Le défi que pose la résilience met en évidence la complexité de piloter des « flottes » d’algorithmes importantes dans la pratique. La scalabilité de l’IA en santé passe en partie par la capacité à répondre à ces défis.

Assurer la transparence : les enjeux de l’explicabilité et de l’interprétabilité

Le principal pré-requis au développement des usages des algorithmes est celui de la confiance que leurs accorderont leurs utilisateurs et les régulateurs.

A ce jour, les algorithmes souffrent d’être perçus comme des « boîtes noires ». Ces boîtes noires doivent être ouvertes et le cadre réglementaire s’établit progressivement en ce sens afin de créer les conditions d’une plus grande transparence. A titre d’exemple, le Règlement Général de l’Union européenne sur la Protection des Données (RGPD) exige que toute décision importante ou de nature juridique puisse être expliquée.
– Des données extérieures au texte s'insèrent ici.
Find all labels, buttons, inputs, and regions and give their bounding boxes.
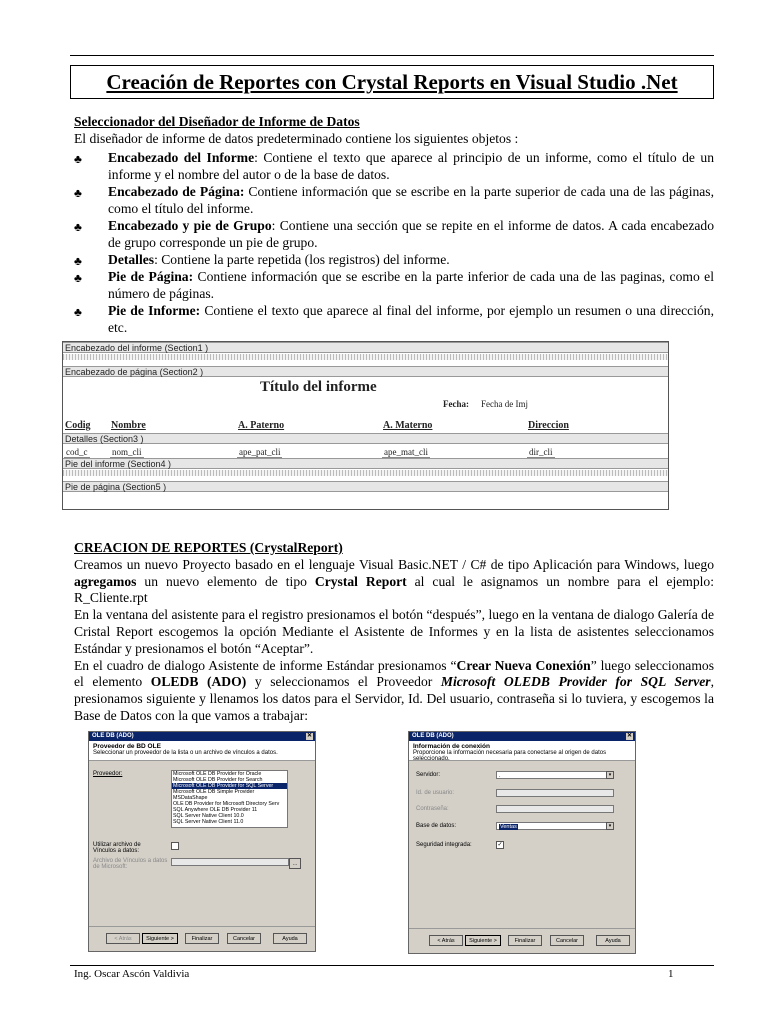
browse-button[interactable]: ... [289, 858, 301, 869]
dialog-ole-provider [88, 731, 316, 952]
server-label: Servidor: [416, 772, 441, 778]
club-bullet-icon: ♣ [74, 305, 82, 319]
provider-list[interactable] [171, 770, 288, 828]
club-bullet-icon: ♣ [74, 220, 82, 234]
database-label: Base de datos: [416, 823, 457, 829]
dialog1-header [89, 741, 315, 761]
bullet-term: Encabezado del Informe [108, 150, 255, 165]
dialog1-header-sub: Seleccionar un proveedor de la lista o un archivo de vínculos a datos. [93, 750, 278, 756]
file-input[interactable] [171, 858, 289, 866]
club-bullet-icon: ♣ [74, 186, 82, 200]
band-details: Detalles (Section3 ) [63, 433, 668, 444]
bullet-item [108, 218, 714, 252]
column-header-direccion: Direccion [528, 420, 569, 431]
dialog2-titlebar [409, 732, 635, 741]
server-input[interactable]: . [496, 771, 614, 779]
provider-list-item[interactable]: Microsoft OLE DB Simple Provider [173, 789, 255, 795]
file-label: Archivo de Vínculos a datos de Microsoft: [93, 858, 168, 870]
field-nom: nom_cli [112, 447, 142, 457]
footer-page-number: 1 [668, 968, 674, 980]
chevron-down-icon[interactable]: ▾ [606, 822, 614, 830]
bullet-text: : Contiene el texto que aparece al principio de un informe, como el título de un informe y el nombre del autor o de la base de datos. [108, 150, 714, 182]
bullet-text: : Contiene la parte repetida (los registros) del informe. [154, 252, 450, 267]
bullet-term: Encabezado y pie de Grupo [108, 218, 272, 233]
bullet-term: Pie de Página: [108, 269, 194, 284]
fecha-value: Fecha de Imj [481, 399, 528, 409]
provider-list-item[interactable]: Microsoft OLE DB Provider for SQL Server [172, 783, 287, 789]
bullet-text: Contiene el texto que aparece al final del informe, por ejemplo un resumen o una dirección, etc. [108, 303, 714, 335]
band-hatch [63, 470, 668, 476]
footer-rule [70, 965, 714, 966]
close-icon[interactable]: ✕ [306, 733, 313, 739]
provider-list-item[interactable]: Microsoft OLE DB Provider for Oracle [173, 771, 262, 777]
p1-text-e: al cual le asignamos un nombre para el ejemplo: R_Cliente.rpt [74, 573, 714, 606]
field-cod: cod_c [66, 447, 88, 457]
database-select[interactable] [496, 822, 614, 830]
integrated-security-checkbox[interactable]: ✓ [497, 842, 503, 848]
dialog2-title: OLE DB (ADO) [412, 733, 454, 739]
p3-text-c: ” luego seleccionamos el elemento [74, 657, 714, 690]
use-file-checkbox[interactable] [171, 842, 179, 850]
dialog-connection-info [408, 731, 636, 954]
band-report-header: Encabezado del informe (Section1 ) [63, 342, 668, 353]
dialog2-header-sub: Proporcione la información necesaria para conectarse al origen de datos seleccionado. [413, 750, 607, 762]
top-rule [70, 55, 714, 56]
bullet-item [108, 303, 714, 337]
bullet-text: Contiene información que se escribe en la parte inferior de cada una de las paginas, como el número de páginas. [108, 269, 714, 301]
back-button[interactable]: < Atrás [429, 935, 463, 946]
field-dir: dir_cli [529, 447, 553, 457]
band-hatch [63, 354, 668, 360]
bullet-text: Contiene información que se escribe en la parte superior de cada una de las páginas, como el título del informe. [108, 184, 715, 216]
section2-heading: CREACION DE REPORTES (CrystalReport) [74, 540, 343, 555]
p3-bold-b: Crear Nueva Conexión [456, 657, 591, 673]
dialog1-titlebar [89, 732, 315, 741]
dialog2-header [409, 741, 635, 761]
provider-list-item[interactable]: SQL Anywhere OLE DB Provider 11 [173, 807, 258, 813]
club-bullet-icon: ♣ [74, 271, 82, 285]
column-header-codig: Codig [65, 420, 91, 431]
section1-block [74, 114, 714, 148]
bullet-item [108, 252, 714, 269]
band-report-footer: Pie del informe (Section4 ) [63, 458, 668, 469]
provider-list-item[interactable]: OLE DB Provider for Microsoft Directory Serv [173, 801, 280, 807]
cancel-button[interactable]: Cancelar [550, 935, 584, 946]
band-page-footer: Pie de página (Section5 ) [63, 481, 668, 492]
column-header-materno: A. Materno [383, 420, 433, 431]
userid-label: Id. de usuario: [416, 790, 455, 796]
integrated-security-label: Seguridad integrada: [416, 842, 472, 848]
bullet-term: Pie de Informe: [108, 303, 201, 318]
p1-bold-b: agregamos [74, 573, 137, 589]
bullet-term: Encabezado de Página: [108, 184, 245, 199]
next-button[interactable]: Siguiente > [142, 933, 178, 944]
password-label: Contraseña: [416, 806, 449, 812]
provider-label: Proveedor: [93, 771, 123, 777]
bullet-text: : Contiene una sección que se repite en el informe de datos. A cada encabezado de grupo corresponde un pie de grupo. [108, 218, 714, 250]
help-button[interactable]: Ayuda [596, 935, 630, 946]
provider-list-item[interactable]: SQL Server Native Client 11.0 [173, 819, 244, 825]
page-title: Creación de Reportes con Crystal Reports en Visual Studio .Net [70, 65, 714, 99]
club-bullet-icon: ♣ [74, 152, 82, 166]
bullet-item [108, 269, 714, 303]
p1-text-a: Creamos un nuevo Proyecto basado en el lenguaje Visual Basic.NET / C# de tipo Aplicación para Windows, luego [74, 556, 714, 572]
crystal-designer-figure [62, 341, 669, 510]
provider-list-item[interactable]: Microsoft OLE DB Provider for Search [173, 777, 263, 783]
close-icon[interactable]: ✕ [626, 733, 633, 739]
back-button[interactable]: < Atrás [106, 933, 140, 944]
bullet-item [108, 184, 714, 218]
p3-bolditalic-f: Microsoft OLEDB Provider for SQL Server [440, 674, 711, 690]
dialog1-header-title: Proveedor de BD OLE [93, 743, 161, 750]
password-input[interactable] [496, 805, 614, 813]
dialog2-header-title: Información de conexión [413, 743, 490, 750]
fecha-label: Fecha: [443, 399, 469, 409]
section2-paragraph-3 [74, 658, 714, 725]
p3-bold-d: OLEDB (ADO) [150, 674, 247, 690]
band-page-header: Encabezado de página (Section2 ) [63, 366, 668, 377]
section2-block [74, 540, 714, 725]
database-selected-value: Ventas [500, 824, 517, 830]
dialog2-separator [409, 928, 635, 929]
userid-input[interactable] [496, 789, 614, 797]
p1-bold-d: Crystal Report [314, 573, 407, 589]
provider-list-item[interactable]: MSDataShape [173, 795, 208, 801]
use-file-label: Utilizar archivo de Vínculos a datos: [93, 842, 141, 854]
p1-text-c: un nuevo elemento de tipo [136, 573, 315, 589]
club-bullet-icon: ♣ [74, 254, 82, 268]
section2-paragraph-2: En la ventana del asistente para el registro presionamos el botón “después”, luego en la ventana de dialogo Galería de Cristal Report escogemos la opción Mediante el Asistente de Informes y en la lista de asistentes seleccionamos Estándar y presionamos el botón “Aceptar”. [74, 607, 714, 656]
next-button[interactable]: Siguiente > [465, 935, 501, 946]
bullet-item [108, 150, 714, 184]
field-ape-pat: ape_pat_cli [239, 447, 281, 457]
dialog1-title: OLE DB (ADO) [92, 733, 134, 739]
section1-heading: Seleccionador del Diseñador de Informe de Datos [74, 114, 360, 129]
section1-intro: El diseñador de informe de datos predeterminado contiene los siguientes objetos : [74, 130, 519, 146]
report-title-field: Título del informe [260, 379, 377, 395]
help-button[interactable]: Ayuda [273, 933, 307, 944]
dialog1-separator [89, 926, 315, 927]
footer-author: Ing. Oscar Ascón Valdivia [74, 968, 190, 980]
provider-list-item[interactable]: SQL Server Native Client 10.0 [173, 813, 244, 819]
section2-paragraph-1 [74, 557, 714, 607]
column-header-paterno: A. Paterno [238, 420, 285, 431]
finish-button[interactable]: Finalizar [508, 935, 542, 946]
p3-text-e: y seleccionamos el Proveedor [246, 674, 441, 690]
bullet-term: Detalles [108, 252, 155, 267]
p3-text-a: En el cuadro de dialogo Asistente de informe Estándar presionamos “ [74, 657, 457, 673]
field-ape-mat: ape_mat_cli [384, 447, 428, 457]
cancel-button[interactable]: Cancelar [227, 933, 261, 944]
column-header-nombre: Nombre [111, 420, 146, 431]
finish-button[interactable]: Finalizar [185, 933, 219, 944]
chevron-down-icon[interactable]: ▾ [606, 771, 614, 779]
p3-text-g: , presionamos siguiente y llenamos los datos para el Servidor, Id. Del usuario, contraseña si lo tuviera, y escogemos la Base de Datos con la que vamos a trabajar: [74, 674, 714, 723]
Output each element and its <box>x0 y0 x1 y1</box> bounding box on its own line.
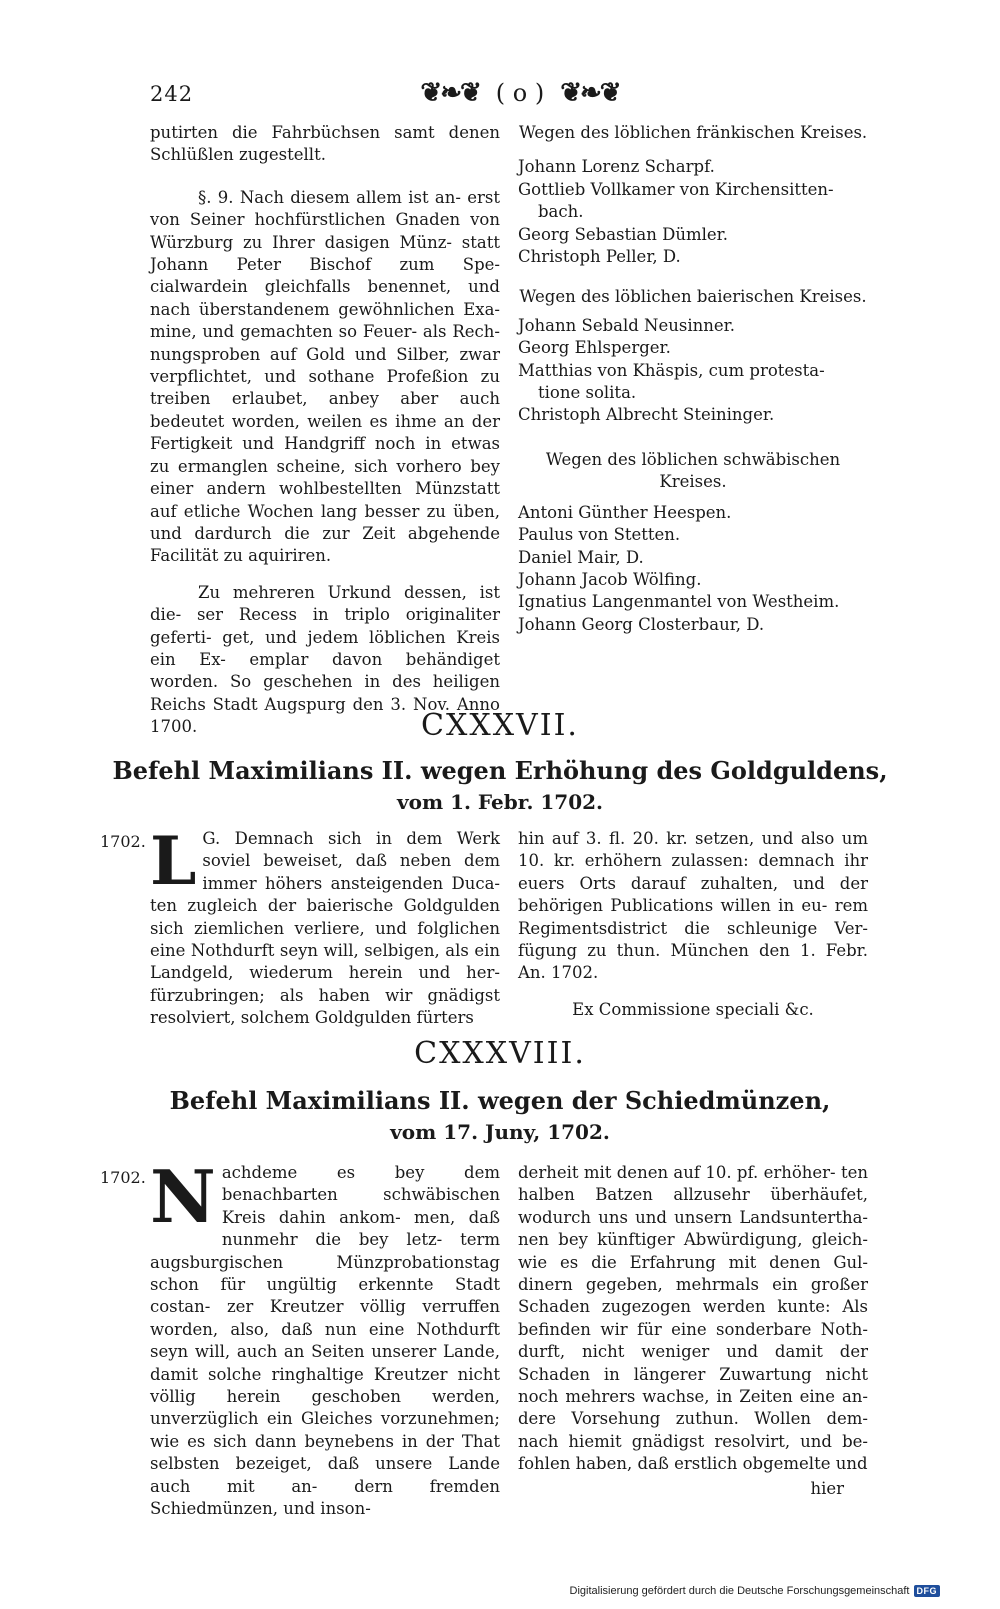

La transparence s’organise autour de 2 piliers : l’interprétabilité et l’explicabilité.

  • L’interprétabilité vise à comprendre comment l’algorithme prend une décision. Il s’agit de rendre interprétable la logique décisionnelle développée et mobilisée par l’algorithme.
  • L’explicabilité vise à comprendre pourquoi un algorithme a pris une décision. Elle se positionne à un niveau plus fin que l’interprétabilité, puisqu’elle consiste à être en capacité de fournir des informations ciblées sur des variables ayant joué un rôle clé pour une décision particulière.

Si la transparence répond à un enjeu éthique, elle constitue également un défi technologique et économique majeur. Il convient de faire converger l’ensemble de l’écosystème vers des règles claires afin que les pratiques s’harmonisent et que le défi de la transparence puisse être relevé.